Into The Woods
October 28, 2013
The weekend started out energetically with a long walk in the woods with the puppers. Mr. Pom refused to let me bow out and sit with my coffee in the warm Starbucks. He insisted I come with them, so we took our coffees with us and I'm so glad we did.
The leaves are just turning here, mainly yellow with occasional flashes of red. The air is spicy and smells like pistachios. We had a mild freeze last night but deep in the woods, the ground is warm and all the bushes hold the heat, so the effect of the freeze were minimal.
After we walk for 5 minutes, we leave behind the sound of cars and the softball game at the field up the street. All we hear are the birds, the occasional cracking branch, and our own footsteps scuffling through leaves. Sounds echo and a dog's bark from inside the dog park carries through the clear air.

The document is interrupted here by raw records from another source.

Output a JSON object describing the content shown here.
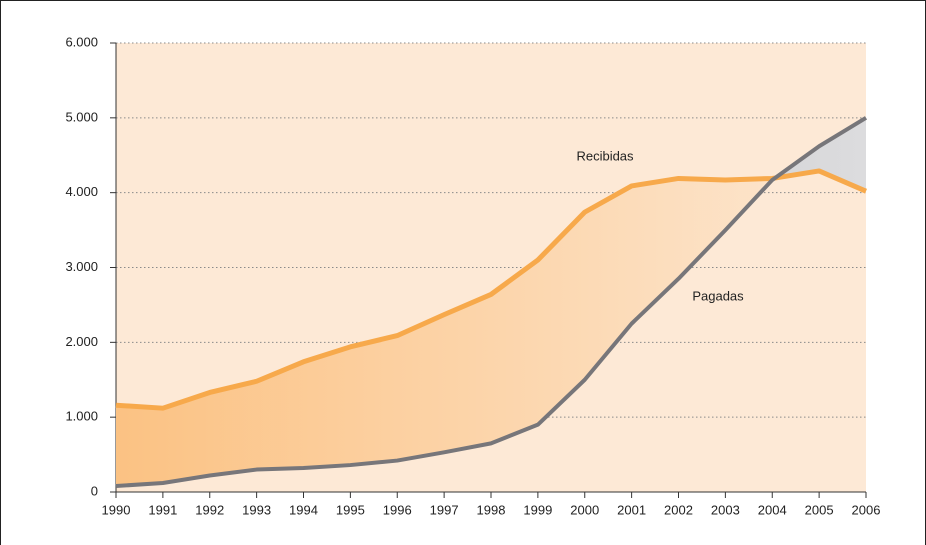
{
  "chart_data": {
    "type": "line",
    "x": [
      1990,
      1991,
      1992,
      1993,
      1994,
      1995,
      1996,
      1997,
      1998,
      1999,
      2000,
      2001,
      2002,
      2003,
      2004,
      2005,
      2006
    ],
    "series": [
      {
        "name": "Recibidas",
        "color": "#f7a94b",
        "values": [
          1160,
          1120,
          1330,
          1480,
          1740,
          1940,
          2090,
          2370,
          2640,
          3100,
          3740,
          4090,
          4190,
          4170,
          4190,
          4290,
          4020
        ]
      },
      {
        "name": "Pagadas",
        "color": "#77767a",
        "values": [
          80,
          120,
          220,
          300,
          320,
          360,
          420,
          530,
          650,
          900,
          1500,
          2250,
          2850,
          3500,
          4170,
          4620,
          5000
        ]
      }
    ],
    "xlim": [
      1990,
      2006
    ],
    "xticks": [
      1990,
      1991,
      1992,
      1993,
      1994,
      1995,
      1996,
      1997,
      1998,
      1999,
      2000,
      2001,
      2002,
      2003,
      2004,
      2005,
      2006
    ],
    "ylim": [
      0,
      6000
    ],
    "yticks": [
      0,
      {
        "value": 1000,
        "label": "1.000"
      },
      {
        "value": 2000,
        "label": "2.000"
      },
      {
        "value": 3000,
        "label": "3.000"
      },
      {
        "value": 4000,
        "label": "4.000"
      },
      {
        "value": 5000,
        "label": "5.000"
      },
      {
        "value": 6000,
        "label": "6.000"
      }
    ],
    "grid": true
  }
}
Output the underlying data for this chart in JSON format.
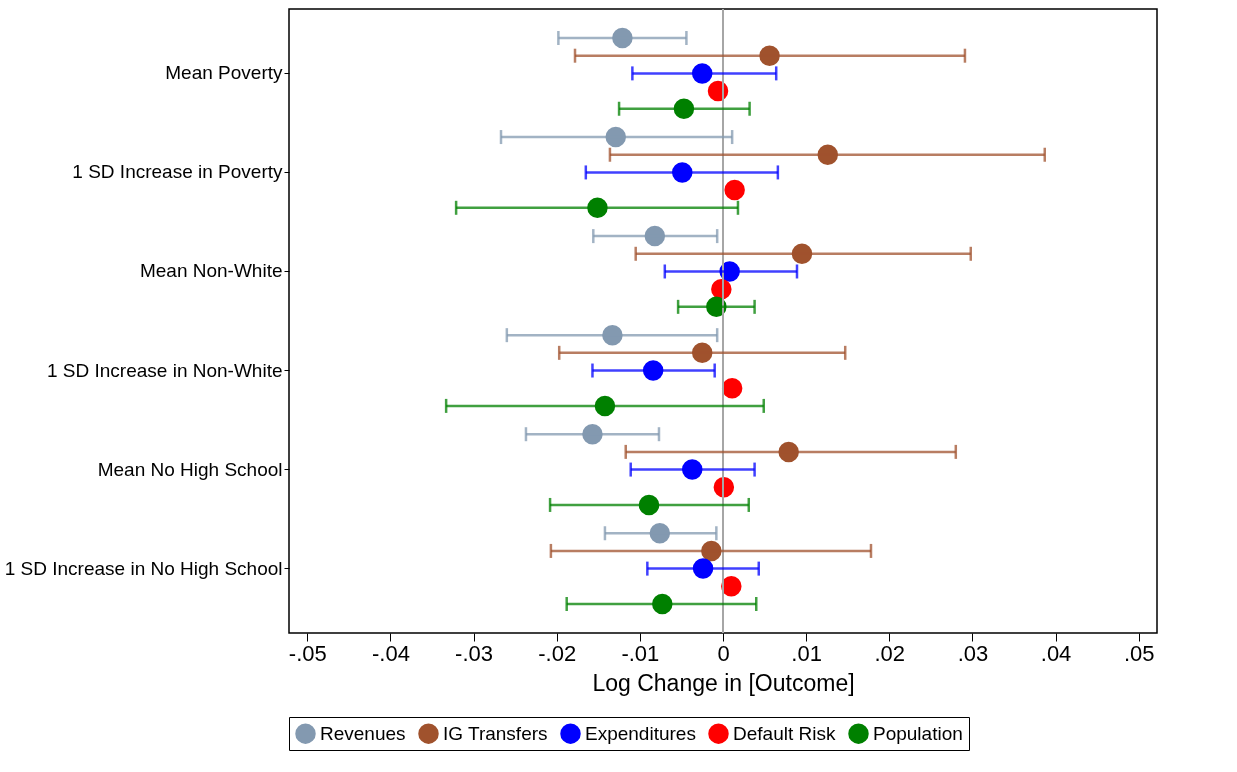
{
  "chart_data": {
    "type": "scatter",
    "orientation": "horizontal",
    "xlabel": "Log Change in [Outcome]",
    "marker": "circle",
    "legend": "bottom",
    "categories": [
      "Mean Poverty",
      "1 SD Increase in Poverty",
      "Mean Non-White",
      "1 SD Increase in Non-White",
      "Mean No High School",
      "1 SD Increase in No High School"
    ],
    "xlim": [
      -0.0522,
      0.0522
    ],
    "xticks": [
      {
        "value": -0.05,
        "label": "-.05"
      },
      {
        "value": -0.04,
        "label": "-.04"
      },
      {
        "value": -0.03,
        "label": "-.03"
      },
      {
        "value": -0.02,
        "label": "-.02"
      },
      {
        "value": -0.01,
        "label": "-.01"
      },
      0,
      {
        "value": 0.01,
        "label": ".01"
      },
      {
        "value": 0.02,
        "label": ".02"
      },
      {
        "value": 0.03,
        "label": ".03"
      },
      {
        "value": 0.04,
        "label": ".04"
      },
      {
        "value": 0.05,
        "label": ".05"
      }
    ],
    "ref_lines": [
      {
        "axis": "x",
        "value": 0,
        "color": "#a6a6a6"
      }
    ],
    "series": [
      {
        "name": "Revenues",
        "color": "#8399b0",
        "values": [
          -0.0121,
          -0.0129,
          -0.0082,
          -0.0133,
          -0.0157,
          -0.0076
        ],
        "errors": [
          [
            -0.0198,
            -0.0044
          ],
          [
            -0.0267,
            0.0011
          ],
          [
            -0.0156,
            -0.0007
          ],
          [
            -0.026,
            -0.0007
          ],
          [
            -0.0237,
            -0.0077
          ],
          [
            -0.0142,
            -0.0008
          ]
        ]
      },
      {
        "name": "IG Transfers",
        "color": "#a0522d",
        "values": [
          0.0056,
          0.0126,
          0.0095,
          -0.0025,
          0.0079,
          -0.0014
        ],
        "errors": [
          [
            -0.0178,
            0.0291
          ],
          [
            -0.0136,
            0.0387
          ],
          [
            -0.0105,
            0.0298
          ],
          [
            -0.0197,
            0.0147
          ],
          [
            -0.0117,
            0.028
          ],
          [
            -0.0207,
            0.0178
          ]
        ]
      },
      {
        "name": "Expenditures",
        "color": "#0000ff",
        "values": [
          -0.0025,
          -0.0049,
          0.0008,
          -0.0084,
          -0.0037,
          -0.0024
        ],
        "errors": [
          [
            -0.0109,
            0.0064
          ],
          [
            -0.0165,
            0.0066
          ],
          [
            -0.007,
            0.0089
          ],
          [
            -0.0157,
            -0.001
          ],
          [
            -0.0111,
            0.0038
          ],
          [
            -0.0091,
            0.0043
          ]
        ]
      },
      {
        "name": "Default Risk",
        "color": "#ff0000",
        "values": [
          -0.0006,
          0.0014,
          -0.0002,
          0.0011,
          0.0001,
          0.001
        ]
      },
      {
        "name": "Population",
        "color": "#008000",
        "values": [
          -0.0047,
          -0.0151,
          -0.0008,
          -0.0142,
          -0.0089,
          -0.0073
        ],
        "errors": [
          [
            -0.0125,
            0.0032
          ],
          [
            -0.0321,
            0.0018
          ],
          [
            -0.0054,
            0.0038
          ],
          [
            -0.0333,
            0.0049
          ],
          [
            -0.0208,
            0.0031
          ],
          [
            -0.0188,
            0.004
          ]
        ]
      }
    ]
  }
}
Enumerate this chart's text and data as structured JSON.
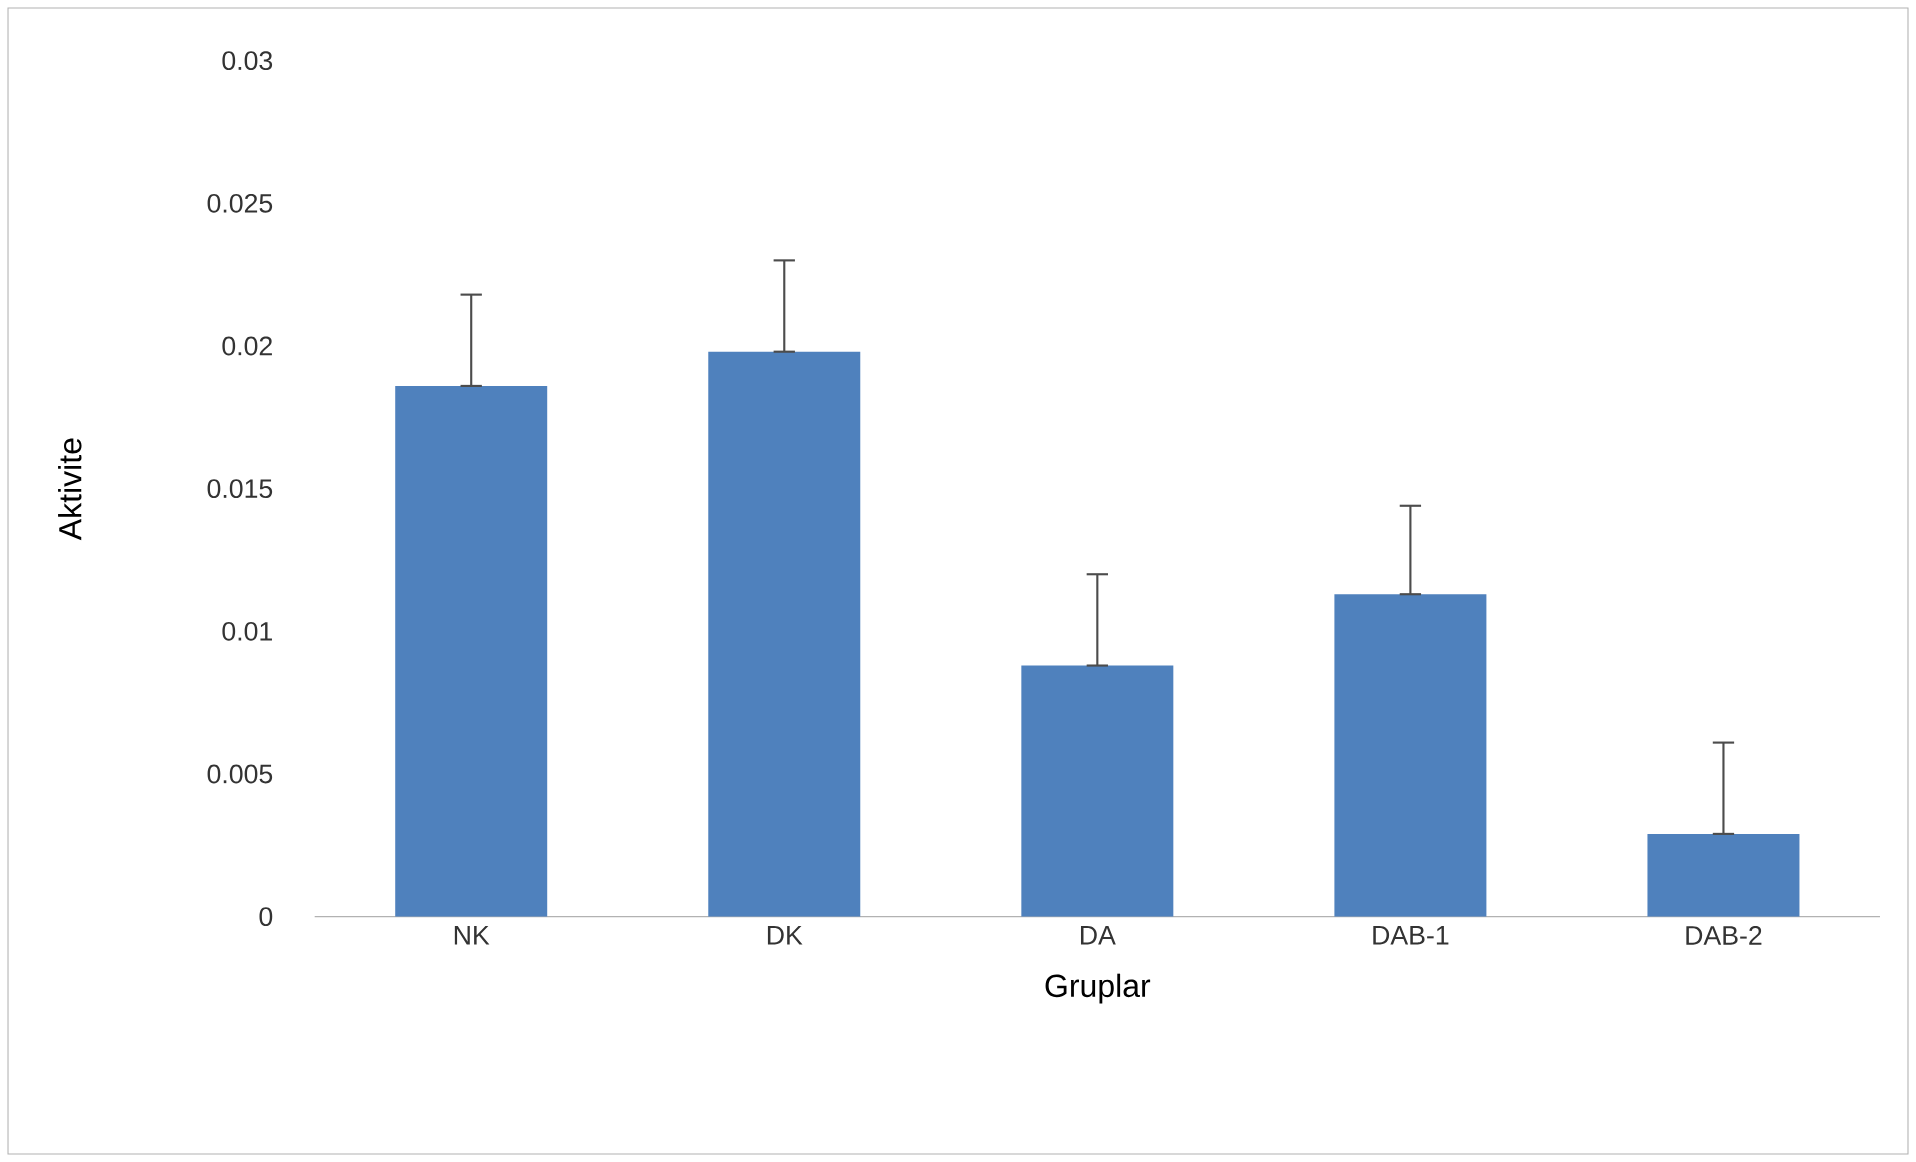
{
  "chart_data": {
    "type": "bar",
    "xlabel": "Gruplar",
    "ylabel": "Aktivite",
    "categories": [
      "NK",
      "DK",
      "DA",
      "DAB-1",
      "DAB-2"
    ],
    "values": [
      0.0186,
      0.0198,
      0.0088,
      0.0113,
      0.0029
    ],
    "errors": [
      [
        0.0186,
        0.0218
      ],
      [
        0.0198,
        0.023
      ],
      [
        0.0088,
        0.012
      ],
      [
        0.0113,
        0.0144
      ],
      [
        0.0029,
        0.0061
      ]
    ],
    "color": "#4f81bd",
    "ylim": [
      0,
      0.03
    ],
    "yticks": [
      0,
      0.005,
      0.01,
      0.015,
      0.02,
      0.025,
      0.03
    ],
    "grid": false
  }
}
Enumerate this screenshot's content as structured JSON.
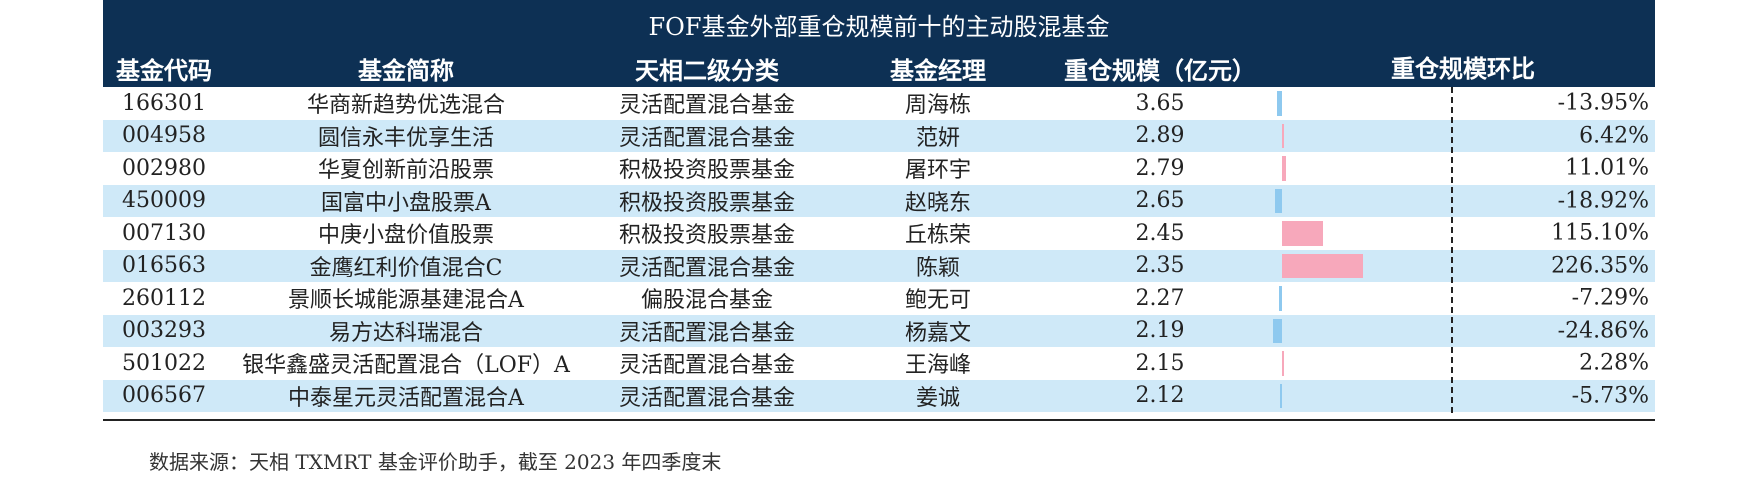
{
  "title": "FOF基金外部重仓规模前十的主动股混基金",
  "headers": [
    "基金代码",
    "基金简称",
    "天相二级分类",
    "基金经理",
    "重仓规模（亿元）",
    "重仓规模环比"
  ],
  "rows": [
    {
      "code": "166301",
      "name": "华商新趋势优选混合",
      "category": "灵活配置混合基金",
      "manager": "周海栋",
      "scale": "3.65",
      "change": "-13.95%",
      "change_value": -13.95
    },
    {
      "code": "004958",
      "name": "圆信永丰优享生活",
      "category": "灵活配置混合基金",
      "manager": "范妍",
      "scale": "2.89",
      "change": "6.42%",
      "change_value": 6.42
    },
    {
      "code": "002980",
      "name": "华夏创新前沿股票",
      "category": "积极投资股票基金",
      "manager": "屠环宇",
      "scale": "2.79",
      "change": "11.01%",
      "change_value": 11.01
    },
    {
      "code": "450009",
      "name": "国富中小盘股票A",
      "category": "积极投资股票基金",
      "manager": "赵晓东",
      "scale": "2.65",
      "change": "-18.92%",
      "change_value": -18.92
    },
    {
      "code": "007130",
      "name": "中庚小盘价值股票",
      "category": "积极投资股票基金",
      "manager": "丘栋荣",
      "scale": "2.45",
      "change": "115.10%",
      "change_value": 115.1
    },
    {
      "code": "016563",
      "name": "金鹰红利价值混合C",
      "category": "灵活配置混合基金",
      "manager": "陈颖",
      "scale": "2.35",
      "change": "226.35%",
      "change_value": 226.35
    },
    {
      "code": "260112",
      "name": "景顺长城能源基建混合A",
      "category": "偏股混合基金",
      "manager": "鲍无可",
      "scale": "2.27",
      "change": "-7.29%",
      "change_value": -7.29
    },
    {
      "code": "003293",
      "name": "易方达科瑞混合",
      "category": "灵活配置混合基金",
      "manager": "杨嘉文",
      "scale": "2.19",
      "change": "-24.86%",
      "change_value": -24.86
    },
    {
      "code": "501022",
      "name": "银华鑫盛灵活配置混合（LOF）A",
      "category": "灵活配置混合基金",
      "manager": "王海峰",
      "scale": "2.15",
      "change": "2.28%",
      "change_value": 2.28
    },
    {
      "code": "006567",
      "name": "中泰星元灵活配置混合A",
      "category": "灵活配置混合基金",
      "manager": "姜诚",
      "scale": "2.12",
      "change": "-5.73%",
      "change_value": -5.73
    }
  ],
  "colors": {
    "header_bg": "#0d3054",
    "alt_row": "#cfe9f8",
    "pos_bar": "#f7a8bb",
    "neg_bar": "#8ec9ef"
  },
  "source": "数据来源：天相 TXMRT 基金评价助手，截至 2023 年四季度末"
}
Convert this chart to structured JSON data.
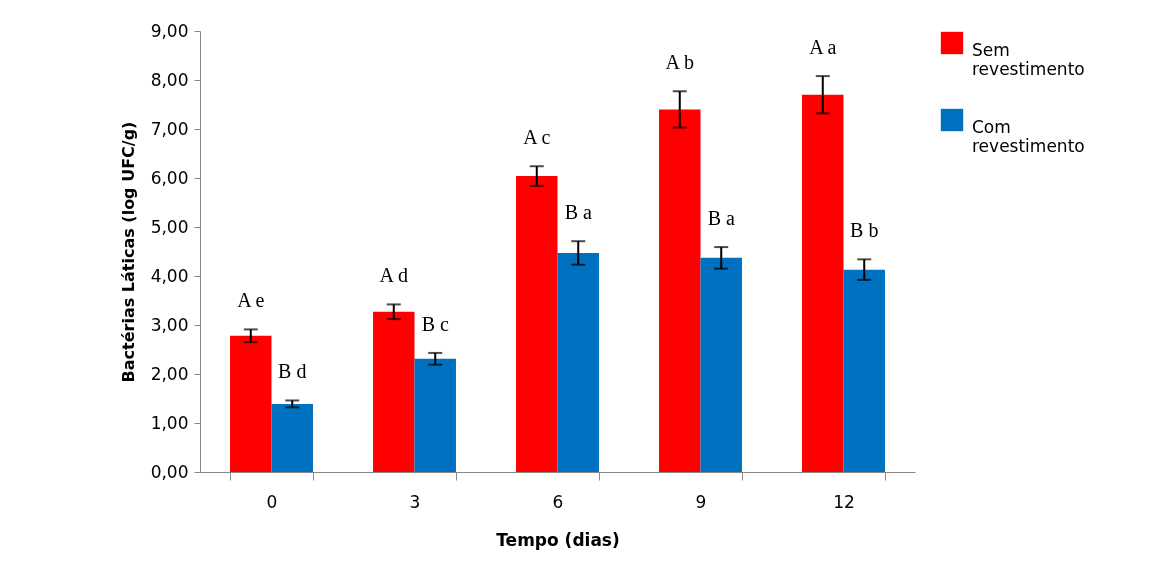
{
  "chart_data": {
    "type": "bar",
    "xlabel": "Tempo (dias)",
    "ylabel": "Bactérias Láticas (log UFC/g)",
    "categories": [
      "0",
      "3",
      "6",
      "9",
      "12"
    ],
    "series": [
      {
        "name": "Sem revestimento",
        "color": "#ff0000",
        "values": [
          2.78,
          3.27,
          6.04,
          7.4,
          7.7
        ],
        "errors": [
          0.13,
          0.15,
          0.2,
          0.37,
          0.38
        ]
      },
      {
        "name": "Com revestimento",
        "color": "#0070c0",
        "values": [
          1.39,
          2.31,
          4.47,
          4.37,
          4.13
        ],
        "errors": [
          0.07,
          0.12,
          0.24,
          0.22,
          0.21
        ]
      }
    ],
    "ylim": [
      0,
      9
    ],
    "yticks": [
      {
        "value": 0,
        "label": "0,00"
      },
      {
        "value": 1,
        "label": "1,00"
      },
      {
        "value": 2,
        "label": "2,00"
      },
      {
        "value": 3,
        "label": "3,00"
      },
      {
        "value": 4,
        "label": "4,00"
      },
      {
        "value": 5,
        "label": "5,00"
      },
      {
        "value": 6,
        "label": "6,00"
      },
      {
        "value": 7,
        "label": "7,00"
      },
      {
        "value": 8,
        "label": "8,00"
      },
      {
        "value": 9,
        "label": "9,00"
      }
    ],
    "grid": false,
    "legend": "top right",
    "annotations": [
      {
        "text": "A e",
        "x": "0",
        "y": 2.78
      },
      {
        "text": "B d",
        "x": "0",
        "y": 1.39
      },
      {
        "text": "A d",
        "x": "3",
        "y": 3.27
      },
      {
        "text": "B c",
        "x": "3",
        "y": 2.31
      },
      {
        "text": "A c",
        "x": "6",
        "y": 6.04
      },
      {
        "text": "B a",
        "x": "6",
        "y": 4.47
      },
      {
        "text": "A b",
        "x": "9",
        "y": 7.4
      },
      {
        "text": "B a",
        "x": "9",
        "y": 4.37
      },
      {
        "text": "A a",
        "x": "12",
        "y": 7.7
      },
      {
        "text": "B b",
        "x": "12",
        "y": 4.13
      }
    ]
  }
}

The dogs are both frisky and focused in pursuit of smells that only they can discern, snouts close to the ground, running in tandem as they pause from path to brush and back again. Suddenly, they stop, tails pointed, paws raised, and and we look around to try to prepare for whatever they have seen or heard or smell. With our inadequate human senses, we are relieved when they relax and go back to running ahead and turning to make certain that we are only steps behind. We have no desire to see a deer or a skunk come ambling down the path and the subsequent panic when the dogs take off after them.
Today we went on the back trails, over the small wooden bridges built to portage streams. We've had so listen rain that the bridges are covered with dust and Brewster's favorite mudding area is gone. I am wearing clogs, which is hardly the footwear for hilly, root-furrowed, rocky terrain. Mr. Pom holds my hand as we go down rutted paths and the dogs run up the side of the huge granite outcroppings, looking back at us plodding humans with pity.
Mr. Pom takes me up a cliff and down again. He has a secret to show me. A shelter built out of stick sticks deep in the woods.
We don't know how long its been there. Or who built it.
It's rather eerie, camouflaged in a little dale behind a huge granite outcropping that we climbed up slowly as the dogs ran up the side and made fun of us.
But we made it up and down without incident and reached this crudely constructure shelter.
The construction is not elaborate, but it has stood up to the elements long enough for vines to grow over it.
When I was a kid, I was not much for playing outdoors unless it involved taking my Barbies and letting them fly down our slide (a REAL slide: the kind made with aluminum that heats up and burns your butt off in the summer.) But, when I could be coaxed to put down my book and GO OUTSIDE, I was charmed by small places to hide and play house - and read my book.
One of my favorite places to hide was under the forsythia that grew between our house and the house next door. Or at the end of the front yard at a little little point where a cluster of trees grew with small boulders between them. We played boat on them preNext to that was a huge azalea with a big rock in front of it, and it was the perfect place to spy on older sisters when they came home from school. I liked nesting outdoors and making hidden places where I drank dew out of the azalea blossoms and pretended I was Laura Ingalls Wilder in my little house on the prairie (i.e. the hydrangeas between my neighbor's driveway and my front yard).
So in other words, I liked being outside by creating nesting places that replicated being indoors.
Trust me, this shelter was not that.
I was a little timid to walk in, not sure what -or whom - I would find.
Brewster, however, had no fear. He plunged right in, which is surprising because he really is a scaredy cat dog. Sarah hung back behind my legs. There was nothing untoward in it, no evidence of human occupation, a fire, trash, or much of anything but some flat rocks.
But there was something about it that was not inviting. It did not welcome me. There was an abandoned feeling to it and I just poked my head in.
The woods are full of mystery. There are secret shelters, bridges to nowhere, and fields covered with vines that hide all manners of creatures, big and small. When we walk in the woods we drop our thoughts of work and money and chores behind us like Hansel and Gretel making a trail of crumbs.
Nature suspends our worries. We live in the moment of kicking at decaying logs, marveling at weird funghi decorating tree trunks, search for chestnuts or wild apples under the fallen leaves, and throw sticks at the dogs to release the nervous energy that has become the third partner in our marriage.
I wonder these days about this new chapter of life. We are both afraid to enter this temporary shelter, knowing full well it is exactly that: temporary. I have no answers for you but I can tell you that Mr. Pom and I are gathering our sticks and propping them up around us while we sit in what feels like a rather abandoned place.
We are piling up sticks carved with our imagined visions of the future, totems against fate, and hoping when our pile is big enough, it will enclose us, shelter us, protect the heart of our marriage from the elements. We are trying to embroider curtains to keep out the cold empty space we often find ourselves in and cushion it with plans to be bold and adventurous together. The farther into this empty nesting we burrow, the more we find ourselves stripping back to that original "twoness" on which all our lives together was built.